Polda Jatim bersama jajaran terkait selanjutnya akan melakukan asesmen untuk menentukan langkah terbaik bagi masa depan korban. Terlebih, kedua orang tua kandung korban masih menjalani proses hukum.
Salah satu opsi yang disiapkan adalah perawatan oleh nenek korban. Namun, apabila hasil asesmen menunjukkan nenek korban tidak memungkinkan memberikan pengasuhan secara berkelanjutan, pemerintah akan menyiapkan perlindungan melalui Rumah Aman.
"Makanya kami juga bersinergi dengan Dinas Sosial. Kalau memang nanti neneknya ternyata ke depan juga rentan, ya tentunya kami akan hadir dengan Rumah Aman," tuturnya.
Ganis menegaskan, keselamatan dan pemulihan korban menjadi prioritas dalam penanganan perkara tersebut. Polda Jatim juga memberikan asistensi terhadap proses hukum yang dilakukan Unit PPA Satreskrim Polresta Malang Kota.
"Karena ini kasus yang sangat kami atensi sekali, kami mengunjungi anak korban ini," ucapnya.
Baca Juga : Balita 3 Tahun Korban Penganiayaan Ibu Kandung dan Kekasihnya Keluar PICU, Kondisinya Mulai Membaik
Kasus ini sebelumnya terungkap setelah pihak RSSA Malang menerima seorang pasien anak dalam kondisi mengenaskan pada Jumat (28/8/2026). Saat mendapat penanganan medis, korban ditemukan dalam kondisi kritis, tidak sadarkan diri, serta mengalami sejumlah luka dan memar pada tubuhnya.
Temuan tersebut kemudian dilaporkan kepada Unit PPA Satreskrim Polresta Malang Kota untuk dilakukan penyelidikan. Dari pendalaman yang dilakukan, polisi menduga korban mengalami penelantaran dan kekerasan yang dilakukan oleh ibu kandungnya bersama kekasihnya.
Kedua terduga pelaku, yakni SM (21) dan MA (26), kini telah ditetapkan sebagai tersangka. Keduanya diamankan di rumah orang tua MA di wilayah Poncokusumo, Kabupaten Malang.

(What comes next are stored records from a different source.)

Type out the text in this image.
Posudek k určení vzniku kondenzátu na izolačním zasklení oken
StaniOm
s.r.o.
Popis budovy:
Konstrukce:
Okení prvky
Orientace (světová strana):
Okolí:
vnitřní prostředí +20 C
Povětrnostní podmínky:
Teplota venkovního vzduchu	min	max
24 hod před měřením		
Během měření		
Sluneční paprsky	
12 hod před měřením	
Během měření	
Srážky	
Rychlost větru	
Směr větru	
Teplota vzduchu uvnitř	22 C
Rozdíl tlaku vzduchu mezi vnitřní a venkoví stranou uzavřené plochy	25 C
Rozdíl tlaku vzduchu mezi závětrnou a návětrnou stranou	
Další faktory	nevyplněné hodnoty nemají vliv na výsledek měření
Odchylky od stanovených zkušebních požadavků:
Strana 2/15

Dalam penyelidikan polisi, korban diduga ditinggalkan oleh ibu kandungnya bersama kekasihnya di depan rumah nenek korban yang berusia 47 tahun di kawasan Pandanwangi, Kecamatan Blimbing, Kota Malang, pada Jumat (21/8/2026).
Sementara itu, ayah kandung korban diketahui tengah menjalani proses hukum dalam kasus narkoba. "Jadi saat ini yang dilaporkan itu adalah terkait dengan penelantaran dan juga untuk kekerasan, kekerasan terhadap anak," tandas Ganis.
Kini, perhatian utama diarahkan pada pemulihan korban. Selain memastikan luka fisiknya mendapat penanganan medis, pendampingan psikologis dan asesmen kondisi keluarga akan menjadi bagian penting sebelum menentukan tempat pengasuhan korban setelah menjalani perawatan di RSSA Malang.